As I have discussed before, the narcissist is the lead in a play they have created.  They modify their environment and closely control who they allow into their lives so their false selves can be most effectively implemented in this representation of their lives.  The narcissist pretends to be all-knowing and superior, but this is an act to protect against their fragile senses of self.  They are prone to shame, and this leads to narcissistic injury.  The narcissist cannot quickly recover from perceived threats so they must avoid them at all costs.  For a non-narcissist, an unkind word can be hurtful but is something that can be recovered from easily in most situations.  A non-narcissist doesn’t believe their entire world is crumbling in front of them if someone thinks negatively of them. 

The narcissist, however, does.  A perceived attack triggers shame which the narcissist has no effective coping mechanisms to deal with.  As a result, their default is to use their many narcissistic punishment tactics to help manage the feelings of shame.  One of the punishments they may use is blocking your phone number or blocking you on social media.  This blocking by the narcissist serves two purposes.

First, when the narcissist blocks you, it is so they can regain control of a situation they feel they are losing control of.  If you are blocked, then they are actively controlling what information can get to them.  The more control they have over the information that they are presented with, the better they can protect against narcissistic injury. The narcissist is always on the defensive.  However, being on the defensive is exhausting and sometimes they need to shut someone out to take a break.   This act of blocking by the narcissist is very much about them and only focused on them and what they need.  The narcissist is unable to communicate their needs effectively through communication, so, instead, they shut down.

Another reason the narcissist blocks you is to punish you in a way where you think about what you did.  This is gaslighting and blame shifting from the narcissist.  You don’t actually have to have done anything wrong.  The narcissist just must be experiencing narcissistic injury, or be low on narcissist supply, and feels they need to punish you. The narcissist feels better when you feel worse about yourself.  They know that blocking you makes you upset and angry and they need to know you are experiencing these negative emotions as a way to increase their narcissistic supply. 

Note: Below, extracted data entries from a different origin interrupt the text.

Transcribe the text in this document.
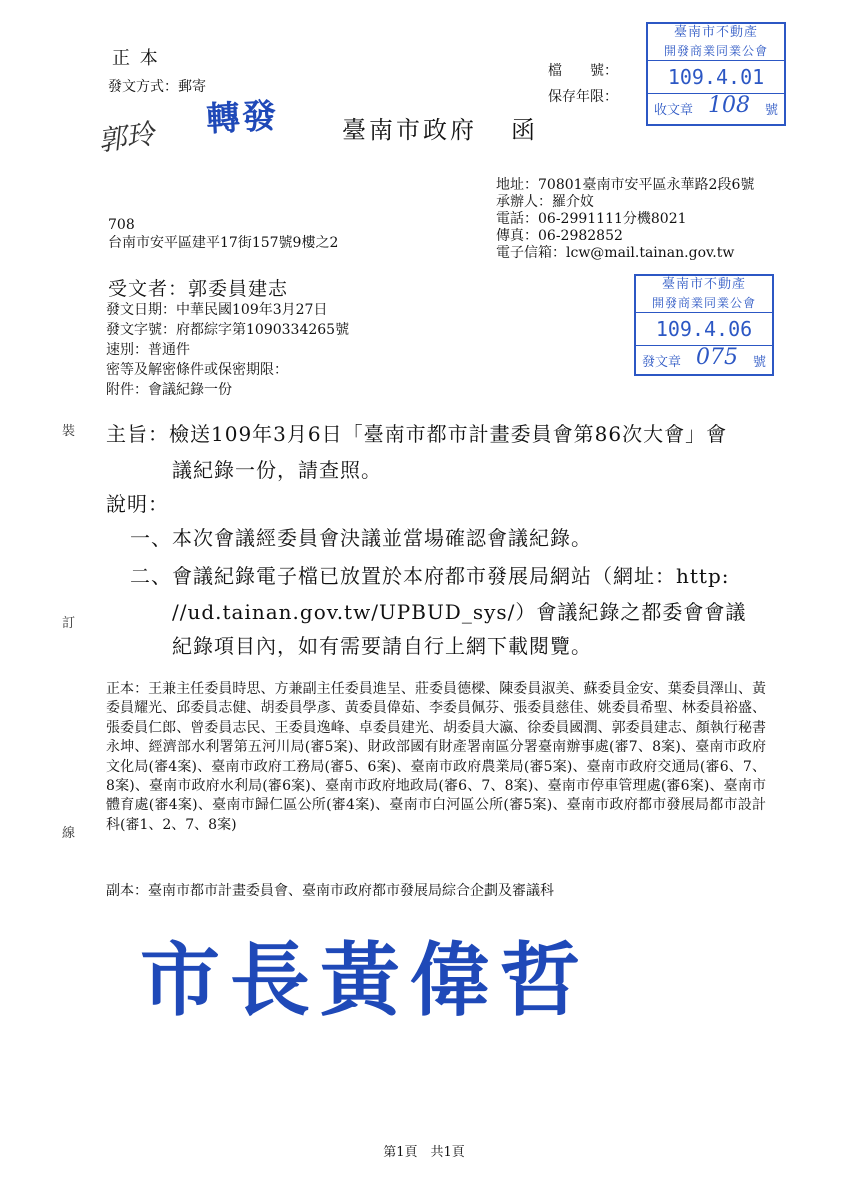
正 本
發文方式：郵寄
轉發
郭玲
檔　　號：
保存年限：
臺南市政府 函
臺南市不動產
開發商業同業公會
109.4.01
收文章 108 號
地址：70801臺南市安平區永華路2段6號
承辦人：羅介妏
電話：06-2991111分機8021
傳真：06-2982852
電子信箱：lcw@mail.tainan.gov.tw
708
台南市安平區建平17街157號9樓之2
臺南市不動產
開發商業同業公會
109.4.06
發文章 075 號
受文者：郭委員建志
發文日期：中華民國109年3月27日
發文字號：府都綜字第1090334265號
速別：普通件
密等及解密條件或保密期限：
附件：會議紀錄一份
裝
訂
線
主旨：檢送109年3月6日「臺南市都市計畫委員會第86次大會」會
議紀錄一份，請查照。
說明：
一、本次會議經委員會決議並當場確認會議紀錄。
二、會議紀錄電子檔已放置於本府都市發展局網站（網址：http:
//ud.tainan.gov.tw/UPBUD_sys/）會議紀錄之都委會會議
紀錄項目內，如有需要請自行上網下載閱覽。
正本：王兼主任委員時思、方兼副主任委員進呈、莊委員德樑、陳委員淑美、蘇委員金安、葉委員澤山、黃委員耀光、邱委員志健、胡委員學彥、黃委員偉茹、李委員佩芬、張委員慈佳、姚委員希聖、林委員裕盛、張委員仁郎、曾委員志民、王委員逸峰、卓委員建光、胡委員大瀛、徐委員國潤、郭委員建志、顏執行秘書永坤、經濟部水利署第五河川局(審5案)、財政部國有財產署南區分署臺南辦事處(審7、8案)、臺南市政府文化局(審4案)、臺南市政府工務局(審5、6案)、臺南市政府農業局(審5案)、臺南市政府交通局(審6、7、8案)、臺南市政府水利局(審6案)、臺南市政府地政局(審6、7、8案)、臺南市停車管理處(審6案)、臺南市體育處(審4案)、臺南市歸仁區公所(審4案)、臺南市白河區公所(審5案)、臺南市政府都市發展局都市設計科(審1、2、7、8案)
副本：臺南市都市計畫委員會、臺南市政府都市發展局綜合企劃及審議科
市長黃偉哲
第1頁　共1頁
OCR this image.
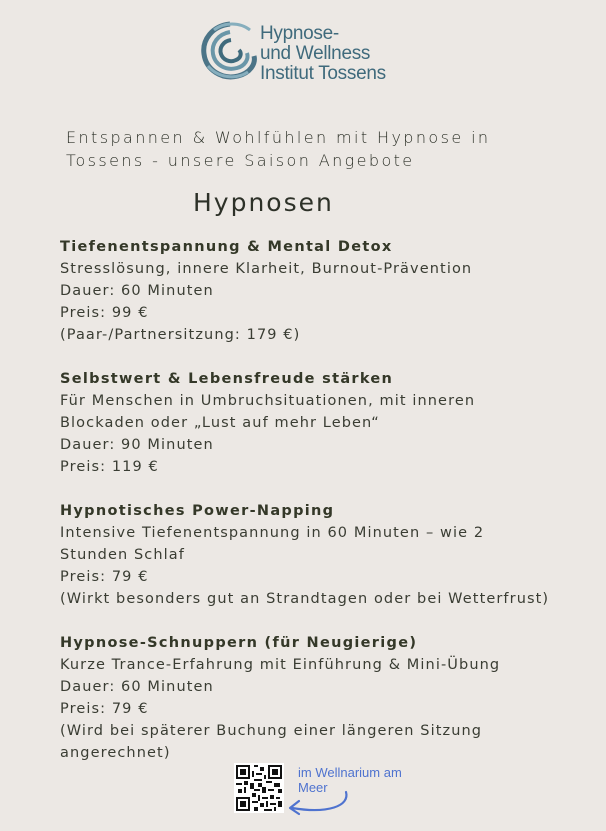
Hypnose-
und Wellness
Institut Tossens
Entspannen & Wohlfühlen mit Hypnose in
Tossens - unsere Saison Angebote
Hypnosen
Tiefenentspannung & Mental Detox
Stresslösung, innere Klarheit, Burnout-Prävention
Dauer: 60 Minuten
Preis: 99 €
(Paar-/Partnersitzung: 179 €)
Selbstwert & Lebensfreude stärken
Für Menschen in Umbruchsituationen, mit inneren
Blockaden oder „Lust auf mehr Leben“
Dauer: 90 Minuten
Preis: 119 €
Hypnotisches Power-Napping
Intensive Tiefenentspannung in 60 Minuten – wie 2
Stunden Schlaf
Preis: 79 €
(Wirkt besonders gut an Strandtagen oder bei Wetterfrust)
Hypnose-Schnuppern (für Neugierige)
Kurze Trance-Erfahrung mit Einführung & Mini-Übung
Dauer: 60 Minuten
Preis: 79 €
(Wird bei späterer Buchung einer längeren Sitzung
angerechnet)
im Wellnarium am
Meer
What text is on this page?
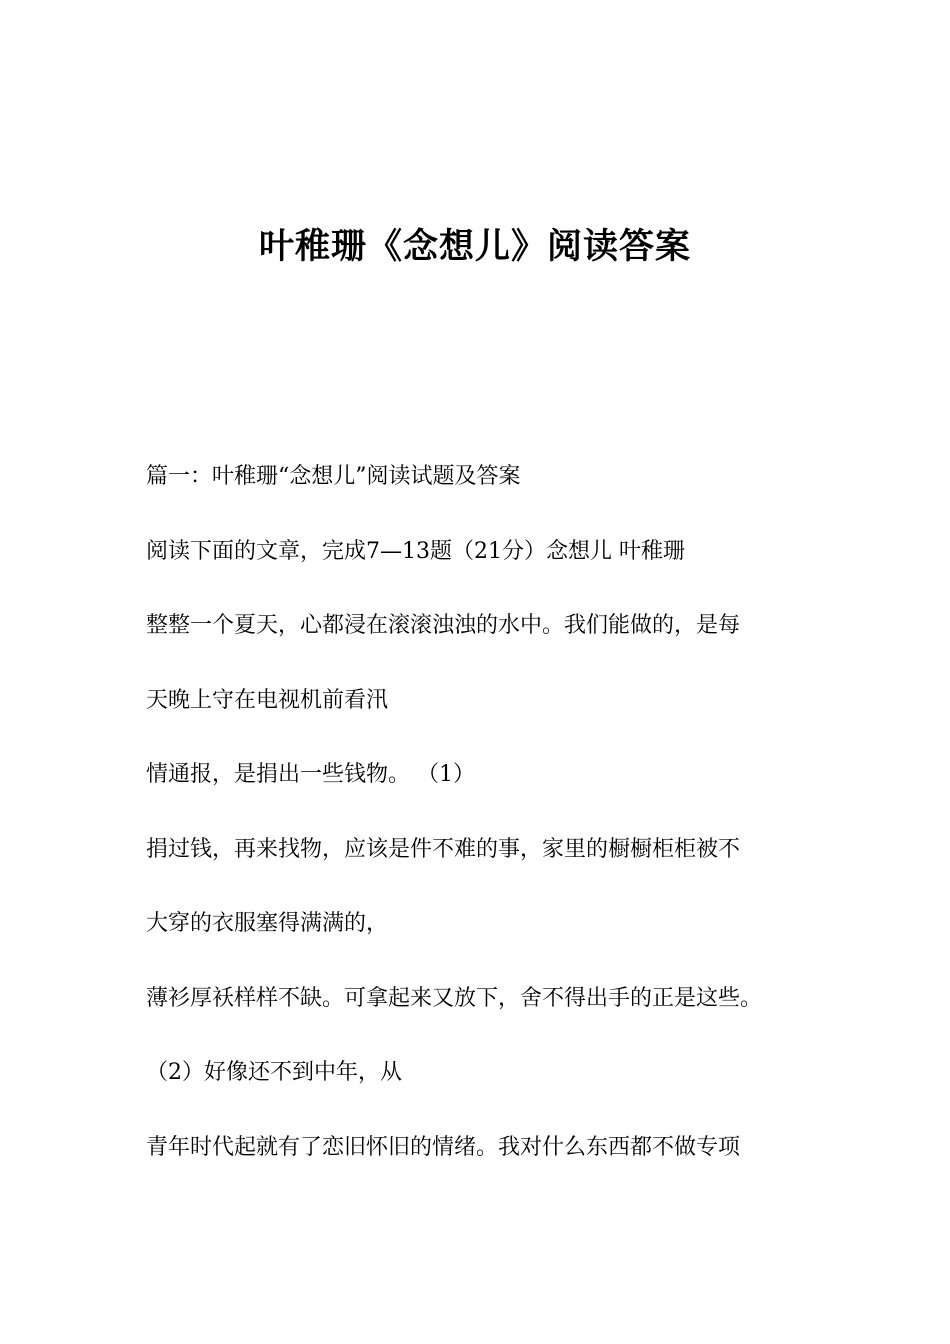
叶稚珊《念想儿》阅读答案

篇一：叶稚珊“念想儿”阅读试题及答案

阅读下面的文章，完成7—13题（21分）念想儿 叶稚珊

整整一个夏天，心都浸在滚滚浊浊的水中。我们能做的，是每

天晚上守在电视机前看汛

情通报，是捐出一些钱物。 （1）

捐过钱，再来找物，应该是件不难的事，家里的橱橱柜柜被不

大穿的衣服塞得满满的，

薄衫厚袄样样不缺。可拿起来又放下，舍不得出手的正是这些。

（2）好像还不到中年，从

青年时代起就有了恋旧怀旧的情绪。我对什么东西都不做专项
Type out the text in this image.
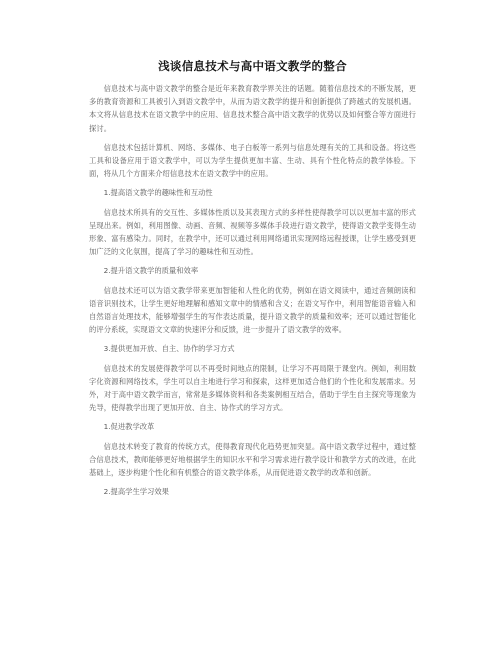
浅谈信息技术与高中语文教学的整合

信息技术与高中语文教学的整合是近年来教育教学界关注的话题。随着信息技术的不断发展，更多的教育资源和工具被引入到语文教学中，从而为语文教学的提升和创新提供了跨越式的发展机遇。本文将从信息技术在语文教学中的应用、信息技术整合高中语文教学的优势以及如何整合等方面进行探讨。

信息技术包括计算机、网络、多媒体、电子白板等一系列与信息处理有关的工具和设备。将这些工具和设备应用于语文教学中，可以为学生提供更加丰富、生动、具有个性化特点的教学体验。下面，将从几个方面来介绍信息技术在语文教学中的应用。

1.提高语文教学的趣味性和互动性

信息技术所具有的交互性、多媒体性质以及其表现方式的多样性使得教学可以以更加丰富的形式呈现出来。例如，利用图像、动画、音频、视频等多媒体手段进行语文教学，使得语文教学变得生动形象、富有感染力。同时，在教学中，还可以通过利用网络通讯实现网络远程授课，让学生感受到更加广泛的文化氛围，提高了学习的趣味性和互动性。

2.提升语文教学的质量和效率

信息技术还可以为语文教学带来更加智能和人性化的优势，例如在语文阅读中，通过音频朗读和语音识别技术，让学生更好地理解和感知文章中的情感和含义；在语文写作中，利用智能语音输入和自然语言处理技术，能够增强学生的写作表达质量，提升语文教学的质量和效率；还可以通过智能化的评分系统，实现语文文章的快速评分和反馈，进一步提升了语文教学的效率。

3.提供更加开放、自主、协作的学习方式

信息技术的发展使得教学可以不再受时间地点的限制，让学习不再局限于课堂内。例如，利用数字化资源和网络技术，学生可以自主地进行学习和探索，这样更加适合他们的个性化和发展需求。另外，对于高中语文教学而言，常常是多媒体资料和各类案例相互结合，借助于学生自主探究等现象为先导，使得教学出现了更加开放、自主、协作式的学习方式。

1.促进教学改革

信息技术转变了教育的传统方式，使得教育现代化趋势更加突显。高中语文教学过程中，通过整合信息技术，教师能够更好地根据学生的知识水平和学习需求进行教学设计和教学方式的改进，在此基础上，逐步构建个性化和有机整合的语文教学体系，从而促进语文教学的改革和创新。

2.提高学生学习效果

When the narcissist blocks you, this is the ultimate power control game.  You have no means of discussing an issue with them or explaining how you feel. Even if you weren’t blocked, the narcissist wouldn’t care about either of those things, but you at least feel as if you can explain yourself.  However, by blocking you the narcissist removes any sense of control you have in a situation and minimizes your own experiences so much that there isn’t even an opportunity to discuss the issues.  Blocking by the narcissist will last as long as the narcissist thinks it should. What you did or didn’t do isn’t a gauge in how soon the narcissist unblocks you.  The narcissist will decide to let you back into their life when they have sufficiently refilled their narcissistic supply and believe you have now taken responsibility for the perceived wrong against them.